I currently have the majority of my traffic going into my primary wan port without going through a pool. The rest (light web browsing from a few users) goes into a pool which has its own two wan ports.
-
It's not a fix, it's a work around until we can properly test and implement an alternative to slbd. We know what the problem is, unfortunately it's pretty much impossible to solve. The solution is ditching slbd for hoststated, which will be done in a future version.
-
Also, this work around does seem to work for the vast majority of people.
wjs: how much load are you pushing to cause it to break down so easily?
-
cmb,
Thanks very much for pushing that change, I saw it on the cvs track.right now its only my web browsing that going into the wan pool. the primary wan port, which is not part of the pool at the moment, has a good bit of traffic. last night we had about 1MB/s continuous sometimes going up to about 10MB/s when someone would pull down something big.

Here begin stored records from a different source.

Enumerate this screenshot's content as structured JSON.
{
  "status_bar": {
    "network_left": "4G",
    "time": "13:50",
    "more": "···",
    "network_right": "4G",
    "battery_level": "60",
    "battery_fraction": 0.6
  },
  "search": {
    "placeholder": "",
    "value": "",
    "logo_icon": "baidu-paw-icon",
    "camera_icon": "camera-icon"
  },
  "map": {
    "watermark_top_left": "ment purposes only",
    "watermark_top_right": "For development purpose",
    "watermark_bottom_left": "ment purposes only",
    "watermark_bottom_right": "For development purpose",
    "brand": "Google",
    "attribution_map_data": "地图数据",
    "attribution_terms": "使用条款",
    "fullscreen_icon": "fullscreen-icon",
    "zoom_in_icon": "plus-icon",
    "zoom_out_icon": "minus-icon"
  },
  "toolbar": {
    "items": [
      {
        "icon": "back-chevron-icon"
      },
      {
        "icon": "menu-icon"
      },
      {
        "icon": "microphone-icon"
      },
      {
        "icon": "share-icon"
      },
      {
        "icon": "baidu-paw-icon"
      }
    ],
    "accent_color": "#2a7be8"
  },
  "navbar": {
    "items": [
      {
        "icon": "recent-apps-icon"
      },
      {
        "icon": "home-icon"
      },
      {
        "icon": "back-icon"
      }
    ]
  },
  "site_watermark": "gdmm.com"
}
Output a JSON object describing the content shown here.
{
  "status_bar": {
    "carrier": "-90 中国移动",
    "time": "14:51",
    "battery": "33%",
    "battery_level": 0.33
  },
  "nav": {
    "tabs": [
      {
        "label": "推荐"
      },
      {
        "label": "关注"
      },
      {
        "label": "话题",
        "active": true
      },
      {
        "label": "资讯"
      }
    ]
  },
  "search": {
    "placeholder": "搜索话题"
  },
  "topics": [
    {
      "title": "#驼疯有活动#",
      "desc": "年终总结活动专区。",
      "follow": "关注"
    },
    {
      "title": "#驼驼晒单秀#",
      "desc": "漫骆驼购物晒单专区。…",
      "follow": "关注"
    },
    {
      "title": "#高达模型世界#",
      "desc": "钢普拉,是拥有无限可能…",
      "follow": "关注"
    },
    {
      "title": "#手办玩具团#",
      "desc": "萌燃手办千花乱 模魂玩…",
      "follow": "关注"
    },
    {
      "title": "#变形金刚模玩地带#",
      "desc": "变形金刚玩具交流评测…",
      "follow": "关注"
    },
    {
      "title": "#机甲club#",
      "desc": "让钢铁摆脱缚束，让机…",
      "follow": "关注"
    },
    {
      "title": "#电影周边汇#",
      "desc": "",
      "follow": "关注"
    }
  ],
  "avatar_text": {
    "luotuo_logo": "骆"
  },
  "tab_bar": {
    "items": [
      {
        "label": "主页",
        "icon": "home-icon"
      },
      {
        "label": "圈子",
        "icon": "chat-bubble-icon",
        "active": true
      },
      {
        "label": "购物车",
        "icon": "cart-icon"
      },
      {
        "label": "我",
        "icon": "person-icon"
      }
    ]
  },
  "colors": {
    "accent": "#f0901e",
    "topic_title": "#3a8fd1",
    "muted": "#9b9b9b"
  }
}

The cpu load hovers under 15% or 20% but i think most of that is because i've got the whole dashboard open.
I am only getting one process at a time maxing out before the script kicks in so the system never goes full load. (dual cpu system)I'm not sure this answered your question…
If there is anything I can do to help get "hoststated" working for the next version let me know.